LEED BD+C: Multifamily Midrise v2008
Alvarado Road Apartments
LEED Gold 2012
Goals and motivations
What were the top overarching goals and objectives?
The top three sustainability goals for the Alvarado Road Apartments project include:
- Reducing the environmental impact of new construction by developing a high-density project on a walkable and highly-connected, university locale.
- A lower carbon footprint by adhering to stringent energy-efficiency standards.
- The Dinerstein Companies included strong indoor and outdoor water efficiency standards to reduce overall water consumption.
What were the most notable strategies used to earn LEED credits?
The thoughtful consideration of where we build greatly impacts the benefits realized from green building. The site selection and design of the Alvarado Road Apartments project is meant to support and cater to a green student lifestyle. The project is close to university and community resources, with excellent walkability and proximity to jobs and university open space. To encourage alternative means of transportation, The Dinerstein Companies included bicycle racks, preferred parking for low-emitting vehicles and residential ride share boards.
Photo by Don Russell
The project also considered strong water-use reduction strategies for the project and received exemplary performance points for high-efficiency irrigation system design. The irrigation system is supplied by a single water meter with multiple valve stations separated by sun exposure, orientation, and plant type. In addition, the irrigation system is further monitored by a Hunter controller with a solar-sync weather-based sensor that will adjust water times based on precipitation and evapotranspiration. Significant contributions to water use reduction were made by choosing plant materials and irrigation system types that are compatible, choosing a turf substitute that serves functionally within fire-lane areas and is also native to Southern California, mulching all planting areas to retain soil moisture, and choosing plant materials that are adaptable to the climate and microclimates created within the project site. As a recommendation to future project teams considering such strategies, the biggest challenge was researching and selecting an appropriate turf substitute that would quickly stabilize the soils with the fire land and also provide a drivable surface within the fire land. The choice of a pre-grown sod turf substitute consisting of multiple California native grasses was the solution.
The project also achieved additional points for water-efficient fixtures and fittings for all units, as well as ENERGY STAR dishwashers, designed to use less than 6.0 gallons per cycle.
While occupant energy use may be challenging to control, designing as efficient an apartment unit as possible serves to help occupants gain some control over their monthly utility bills. The Alvarado Road Apartments project, achieved 25.1% improvement over 2008 Title 24 Building Energy Efficiency Standards. This was achieved with the installation of high-efficiency heating and cooling systems with programmable thermostats, ENERGY STAR low-e windows, ENERGY STAR appliances and bathroom exhaust fans, high-efficiency gas water heaters and ENERGY STAR qualified lighting.
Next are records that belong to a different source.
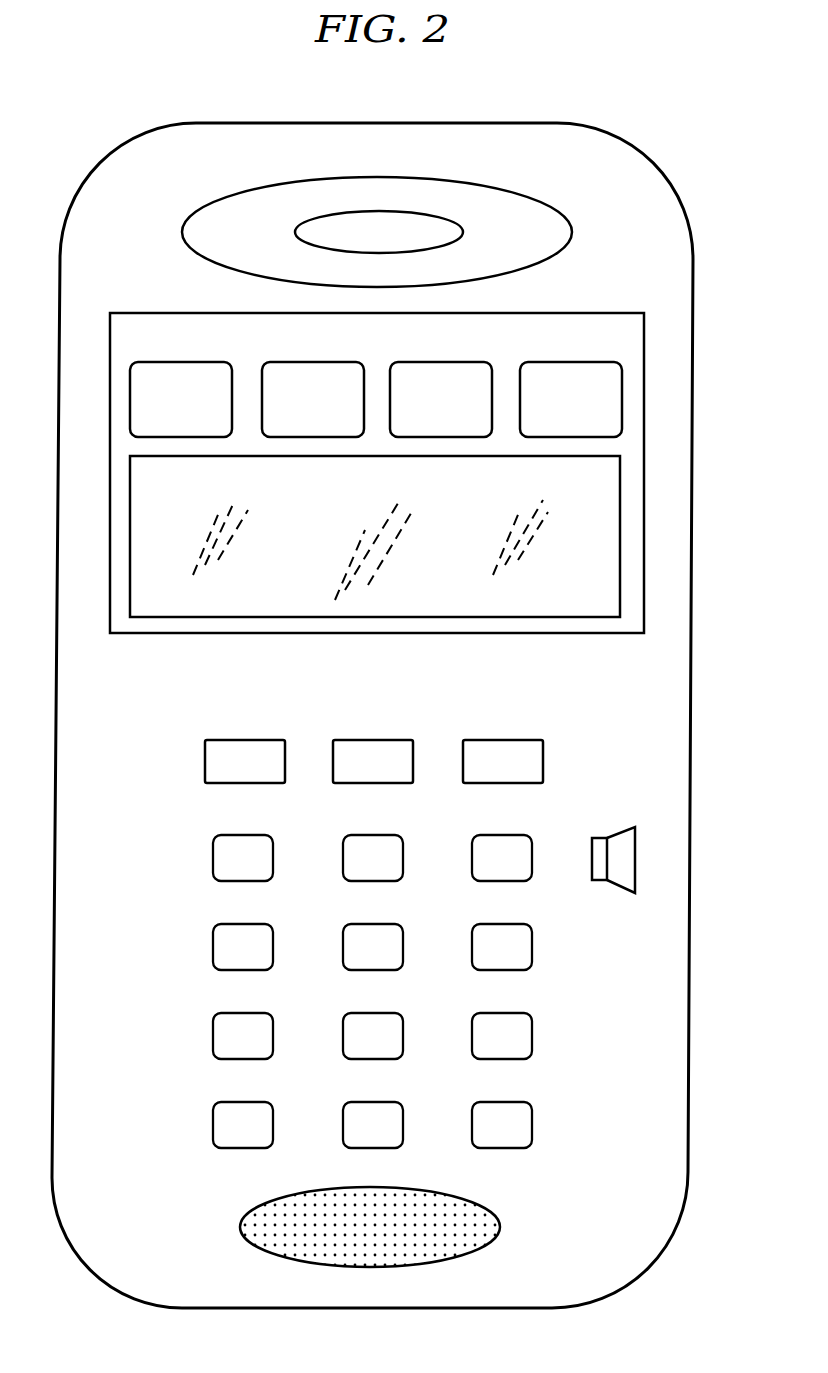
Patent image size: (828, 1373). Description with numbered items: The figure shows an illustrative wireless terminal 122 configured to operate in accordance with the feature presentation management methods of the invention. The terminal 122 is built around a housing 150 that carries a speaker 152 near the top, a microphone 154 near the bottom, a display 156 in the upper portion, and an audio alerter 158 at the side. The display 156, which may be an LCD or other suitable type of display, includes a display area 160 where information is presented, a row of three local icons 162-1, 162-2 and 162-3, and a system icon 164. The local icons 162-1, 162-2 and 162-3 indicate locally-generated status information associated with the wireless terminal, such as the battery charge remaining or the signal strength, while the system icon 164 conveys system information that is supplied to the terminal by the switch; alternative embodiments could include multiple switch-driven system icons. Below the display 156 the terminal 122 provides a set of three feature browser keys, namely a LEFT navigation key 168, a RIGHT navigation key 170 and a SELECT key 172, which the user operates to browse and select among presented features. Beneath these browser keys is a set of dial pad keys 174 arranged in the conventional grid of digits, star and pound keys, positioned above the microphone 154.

The wireless terminal 122 is at (650, 117).
The housing 150 is at (103, 162).
The speaker 152 is at (572, 236).
The microphone 154 is at (240, 1224).
The display 156 is at (128, 311).
The audio alerter 158 is at (606, 835).
The display area 160 is at (608, 472).
The local icon 162-1 is at (187, 361).
The local icon 162-2 is at (317, 361).
The local icon 162-3 is at (445, 361).
The system icon 164 is at (574, 361).
The LEFT navigation key 168 is at (253, 736).
The RIGHT navigation key 170 is at (509, 736).
The SELECT key 172 is at (379, 736).
The dial pad keys 174 is at (200, 837).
Lastly, tight construction and appropriate-sealed duct systems will not only lower energy use during extreme weather conditions, but improve the comfort of the living unit.
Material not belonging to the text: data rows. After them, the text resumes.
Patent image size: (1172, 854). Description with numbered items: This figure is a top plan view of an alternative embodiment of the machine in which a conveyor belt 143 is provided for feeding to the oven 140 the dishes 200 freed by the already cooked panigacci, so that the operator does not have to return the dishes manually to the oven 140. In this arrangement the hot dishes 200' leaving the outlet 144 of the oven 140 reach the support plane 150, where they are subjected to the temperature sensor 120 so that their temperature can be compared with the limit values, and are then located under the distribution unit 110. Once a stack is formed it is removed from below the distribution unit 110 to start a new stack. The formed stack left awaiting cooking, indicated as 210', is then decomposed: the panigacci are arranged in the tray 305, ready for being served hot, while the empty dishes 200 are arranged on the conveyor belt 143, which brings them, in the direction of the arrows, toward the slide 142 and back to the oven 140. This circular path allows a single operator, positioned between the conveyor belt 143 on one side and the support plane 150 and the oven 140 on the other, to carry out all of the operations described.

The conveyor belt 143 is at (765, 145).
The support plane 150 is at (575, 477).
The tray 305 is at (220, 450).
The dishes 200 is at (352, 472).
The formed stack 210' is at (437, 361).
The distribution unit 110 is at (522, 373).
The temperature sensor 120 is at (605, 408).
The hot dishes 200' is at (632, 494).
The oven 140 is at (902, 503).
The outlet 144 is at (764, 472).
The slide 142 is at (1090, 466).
Aside from LEED certification, what do you consider key project successes?
A key success for the owner is the ability to communicate to their residents their corporate commitment to sustainability as well as how residents can help positively impact the surrounding environment. Collectively, all parties in their own way continue to work to reduce the overall carbon footprint while decreasing utility costs at the same time.
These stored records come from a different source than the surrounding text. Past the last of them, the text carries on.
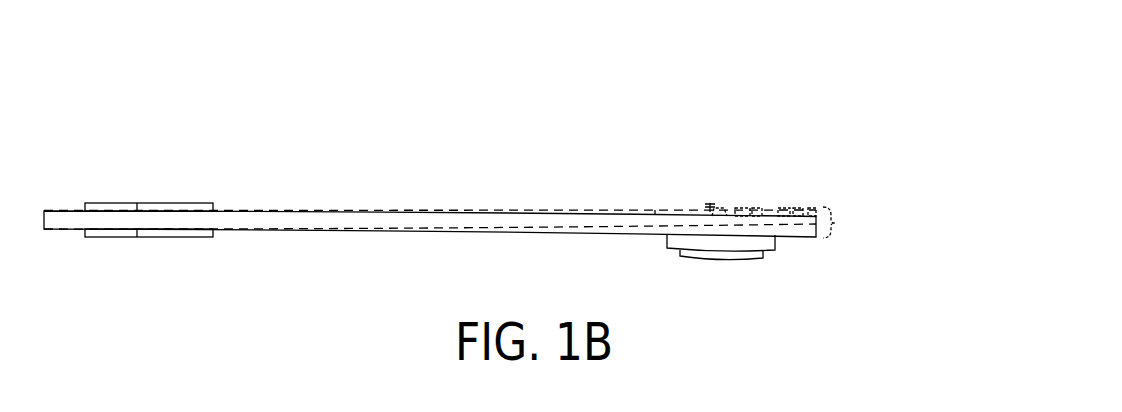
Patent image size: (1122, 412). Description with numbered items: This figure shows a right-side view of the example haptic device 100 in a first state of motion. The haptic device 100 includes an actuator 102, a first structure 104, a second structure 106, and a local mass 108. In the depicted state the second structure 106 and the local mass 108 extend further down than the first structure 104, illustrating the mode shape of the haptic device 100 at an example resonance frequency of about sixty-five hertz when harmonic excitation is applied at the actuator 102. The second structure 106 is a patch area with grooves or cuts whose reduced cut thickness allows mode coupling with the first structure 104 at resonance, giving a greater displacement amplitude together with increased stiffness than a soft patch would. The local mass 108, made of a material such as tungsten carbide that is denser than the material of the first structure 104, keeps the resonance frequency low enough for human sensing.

The haptic device 100 is at (718, 113).
The actuator 102 is at (113, 203).
The first structure 104 is at (487, 230).
The second structure 106 is at (672, 248).
The local mass 108 is at (725, 265).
What one thing saved you or the project team the most time, money, or helped avoid an obstacle during the LEED process? What one thing cost you the most?
The Dinerstein Companies elected from the outset to pursue LEED certification in the pilot of the LEED for Homes Mid-Rise Rating System for California, relying on a rigorous process of on-site testing and verification to verify performance of installed assemblies and systems. The project team was able to pursue a clearly-defined integrated design process to maximize credit opportunities and achieve lowest total job cost because of the early decision to pursue LEED. Consistent feedback from Project Managers indicates that having the ability to pre-plan for the additional cost of LEED and being able to cut as much cost as possible through bidding out the drawings early versus designing LEED elements late and avoiding costly change orders was a huge cost-effective strategy.
Photo by Don Russell
Probably the most challenging aspect of the LEED certification process was the integration of a whole-house ventilation system design with fresh make-up air for each living unit in the building. The design not only represented the greatest challenge, but the highest added cost and the greatest amount of time to develop a workable solution. The final solution was achieved through the early integration of knowledgeable consultants on the project. For San Diego's more temperate climate, the whole-house ventilation strategy consisted of a continuously-run exhaust fan with a dedicated fresh air duct into the return. This system supplied fresh air into the home and exhausted the stale air out. The continuous exhaust strategy was a value engineering idea from our mechanical subcontractor, who believed that the strategy not only meet both local mechanical code and LEED ventilation requirements, but would help reduce electric loads and maintenance costs.
What was the value of applying LEED to this project?
The advantage of LEED certification is that it helped create a more integrated design process for the project.
It helped the developer and contractor understand how to make the project more energy and water efficient, leading to a better building for both the owners and for the tenants.